Space Weather (Mar 2025)
First Global Machine Learning Model to Predict the Rate of TEC Index (ROTI) Response to X‐Class Solar Flares
Abstract
Abstract Solar flares are bursts of electromagnetic radiation originating in the Sun's atmosphere. Solar flares cause a rapid increase in ionization in the ionosphere, resulting in radio signal interference. This paper aims to predict the ionospheric response to the solar flare of various characteristics in all latitudes around the dayside ionosphere. X‐ray flux measured by the Geostationary Operational Environmental Satellite (GOES) satellite associated with 84 solar flare events between 2000 and 2017 are obtained. Global total electron content (TEC) data from more than 5,000 ground Global Navigation Satellite System receivers are used. The rate of the TEC Index (Rate of TEC Index (ROTI)) is calculated to examine the time evolution of ionospheric response. Three selected events are studied in detail by eliminating the ROTI associated with stations on the nightside. A nonlinear response of the ionosphere associated with solar flare characteristics including rise/fall time and maximum amplitude is discussed.
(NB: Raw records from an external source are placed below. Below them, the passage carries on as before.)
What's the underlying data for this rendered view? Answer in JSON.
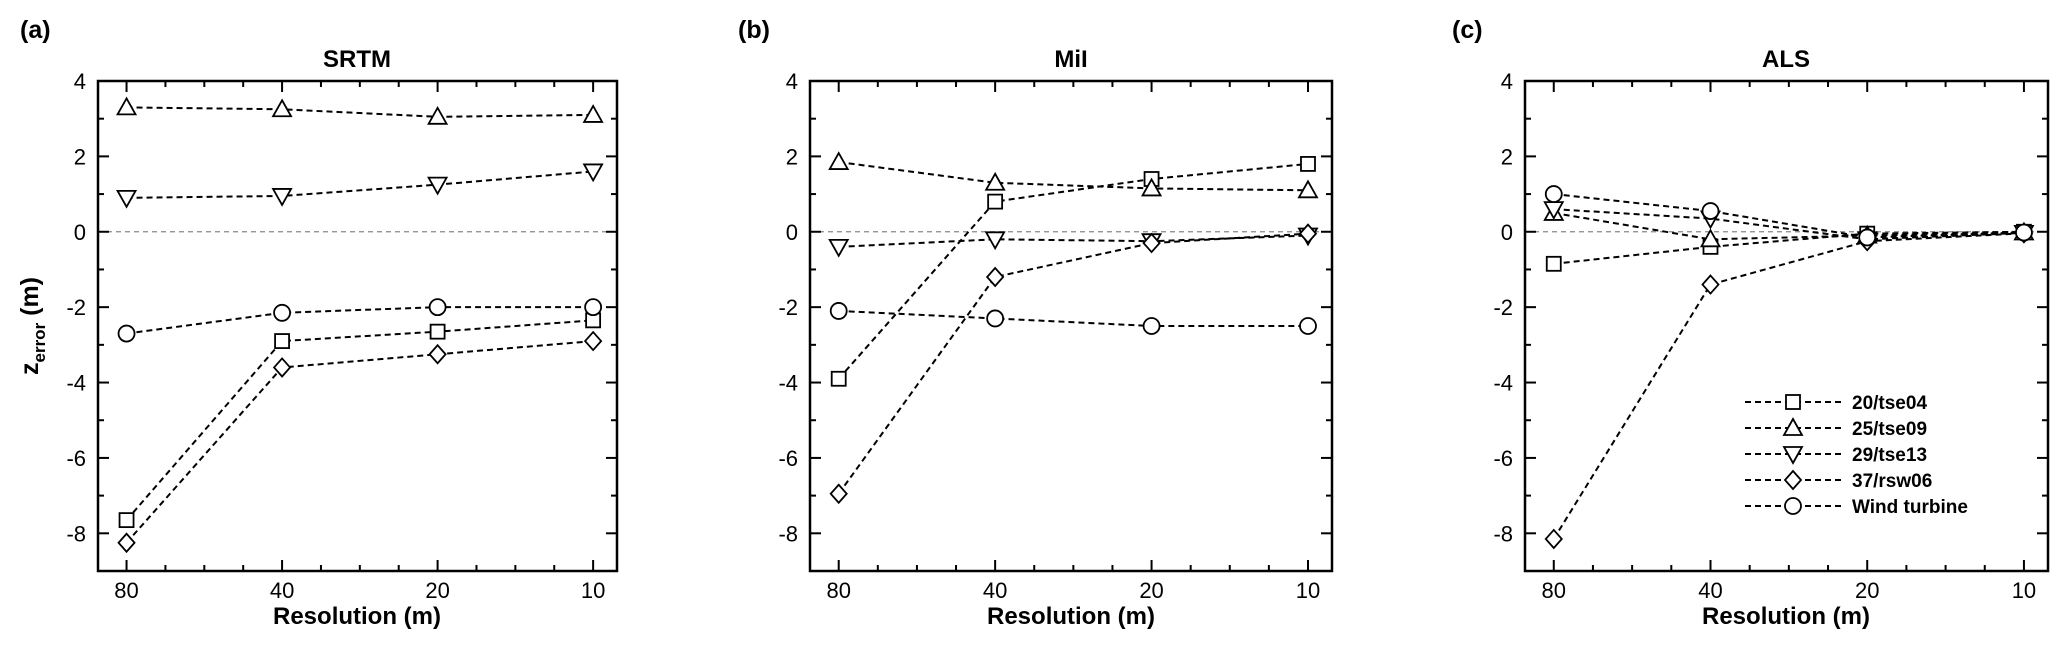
{
  "chart_data": [
    {
      "type": "line",
      "panel_letter": "(a)",
      "title": "SRTM",
      "xlabel": "Resolution (m)",
      "ylabel": "z",
      "ylabel_subscript": "error",
      "ylabel_unit": " (m)",
      "categories": [
        "80",
        "40",
        "20",
        "10"
      ],
      "ylim": [
        -9,
        4
      ],
      "yticks": [
        "4",
        "2",
        "0",
        "-2",
        "-4",
        "-6",
        "-8"
      ],
      "zero_reference_line": true,
      "series": [
        {
          "name": "20/tse04",
          "marker": "square",
          "values": [
            -7.65,
            -2.9,
            -2.65,
            -2.35
          ]
        },
        {
          "name": "25/tse09",
          "marker": "triangle-up",
          "values": [
            3.3,
            3.25,
            3.05,
            3.1
          ]
        },
        {
          "name": "29/tse13",
          "marker": "triangle-down",
          "values": [
            0.9,
            0.95,
            1.25,
            1.6
          ]
        },
        {
          "name": "37/rsw06",
          "marker": "diamond",
          "values": [
            -8.25,
            -3.6,
            -3.25,
            -2.9
          ]
        },
        {
          "name": "Wind turbine",
          "marker": "circle",
          "values": [
            -2.7,
            -2.15,
            -2.0,
            -2.0
          ]
        }
      ]
    },
    {
      "type": "line",
      "panel_letter": "(b)",
      "title": "MiI",
      "xlabel": "Resolution (m)",
      "categories": [
        "80",
        "40",
        "20",
        "10"
      ],
      "ylim": [
        -9,
        4
      ],
      "yticks": [
        "4",
        "2",
        "0",
        "-2",
        "-4",
        "-6",
        "-8"
      ],
      "zero_reference_line": true,
      "series": [
        {
          "name": "20/tse04",
          "marker": "square",
          "values": [
            -3.9,
            0.8,
            1.4,
            1.8
          ]
        },
        {
          "name": "25/tse09",
          "marker": "triangle-up",
          "values": [
            1.85,
            1.3,
            1.15,
            1.1
          ]
        },
        {
          "name": "29/tse13",
          "marker": "triangle-down",
          "values": [
            -0.4,
            -0.2,
            -0.25,
            -0.1
          ]
        },
        {
          "name": "37/rsw06",
          "marker": "diamond",
          "values": [
            -6.95,
            -1.2,
            -0.3,
            -0.05
          ]
        },
        {
          "name": "Wind turbine",
          "marker": "circle",
          "values": [
            -2.1,
            -2.3,
            -2.5,
            -2.5
          ]
        }
      ]
    },
    {
      "type": "line",
      "panel_letter": "(c)",
      "title": "ALS",
      "xlabel": "Resolution (m)",
      "categories": [
        "80",
        "40",
        "20",
        "10"
      ],
      "ylim": [
        -9,
        4
      ],
      "yticks": [
        "4",
        "2",
        "0",
        "-2",
        "-4",
        "-6",
        "-8"
      ],
      "zero_reference_line": true,
      "legend_position": "lower-right",
      "series": [
        {
          "name": "20/tse04",
          "marker": "square",
          "values": [
            -0.85,
            -0.4,
            -0.05,
            0.0
          ]
        },
        {
          "name": "25/tse09",
          "marker": "triangle-up",
          "values": [
            0.5,
            -0.2,
            -0.1,
            -0.02
          ]
        },
        {
          "name": "29/tse13",
          "marker": "triangle-down",
          "values": [
            0.6,
            0.35,
            -0.2,
            -0.03
          ]
        },
        {
          "name": "37/rsw06",
          "marker": "diamond",
          "values": [
            -8.15,
            -1.4,
            -0.25,
            -0.04
          ]
        },
        {
          "name": "Wind turbine",
          "marker": "circle",
          "values": [
            1.0,
            0.55,
            -0.15,
            -0.02
          ]
        }
      ]
    }
  ]
}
The first global machine learning (ML) model to predict solar flare impact on Earth's ionosphere through ROTI parameter is developed. Solar flare parameters measured by the GOES satellite along with solar radiation angle and ROTI data from 5‐degree latitude ranges are selected as an input to the ML model. Thek‐nearest neighbors and random forest algorithms are used. Quantitative and qualitative results show that the random forest provides better accuracy in predicting the time evolution of ionospheric response to X‐class solar flare. The coefficient of determination (R2) and the Pearson Correlation Coefficient (r) are used to provide a quantitative comparison of the model prediction with the actual data.